France | France, Cour de cassation, Chambre sociale, 13 décembre 2023, 52302196


LA COUR DE CASSATION, CHAMBRE SOCIALE, a rendu l'arrêt suivant :


SOC.


CH9






COUR DE CASSATION
______________________




Audience publique du 13 décembre 2023








Cassation partielle




Mme MONGE, conseiller doyen
faisant fonction de président






Arrêt n° 2196 F-D


Pourvoi n° F 22-16.998








R É P U B L I Q U E F R A N Ç A I S E


_________________________


AU NOM DU PEUPLE

FRANÇAIS
_________________________




ARRÊT DE LA COUR DE CASSATION, CHAMBRE SOCIALE, DU 13 DÉCEMBRE 2023


La société Normandie Roto impression, société par actions simplifiée, dont le siège est [Adresse 2], a formé le pourvoi ...

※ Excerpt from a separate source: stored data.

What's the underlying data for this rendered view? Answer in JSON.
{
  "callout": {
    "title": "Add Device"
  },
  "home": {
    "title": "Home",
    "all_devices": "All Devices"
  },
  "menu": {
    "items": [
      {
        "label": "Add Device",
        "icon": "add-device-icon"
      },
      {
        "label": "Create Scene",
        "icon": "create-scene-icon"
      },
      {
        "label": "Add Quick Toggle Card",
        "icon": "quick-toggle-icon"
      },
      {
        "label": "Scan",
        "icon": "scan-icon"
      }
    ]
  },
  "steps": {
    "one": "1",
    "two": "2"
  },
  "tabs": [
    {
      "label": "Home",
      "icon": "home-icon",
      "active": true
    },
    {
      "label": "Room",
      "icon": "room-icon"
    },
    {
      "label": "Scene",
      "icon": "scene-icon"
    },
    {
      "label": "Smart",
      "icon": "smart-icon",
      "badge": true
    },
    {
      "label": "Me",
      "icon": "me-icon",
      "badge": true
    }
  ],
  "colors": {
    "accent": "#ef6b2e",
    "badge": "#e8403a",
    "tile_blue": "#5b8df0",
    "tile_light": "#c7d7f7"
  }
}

LA COUR DE CASSATION, CHAMBRE SOCIALE, a rendu l'arrêt suivant :

SOC.

CH9

COUR DE CASSATION
______________________

Audience publique du 13 décembre 2023

Cassation partielle

Mme MONGE, conseiller doyen
faisant fonction de président

Arrêt n° 2196 F-D

Pourvoi n° F 22-16.998

R É P U B L I Q U E F R A N Ç A I S E

_________________________

AU NOM DU PEUPLE FRANÇAIS
_________________________

ARRÊT DE LA COUR DE CASSATION, CHAMBRE SOCIALE, DU 13 DÉCEMBRE 2023

La société Normandie Roto impression, société par actions simplifiée, dont le siège est [Adresse 2], a formé le pourvoi n° F 22-16.998 contre l'arrêt rendu le 10 mars 2022 par la cour d'appel de Caen (chambre sociale, section 1), dans le litige l'opposant à M. [F] [J], domicilié [Adresse 1], défendeur à la cassation.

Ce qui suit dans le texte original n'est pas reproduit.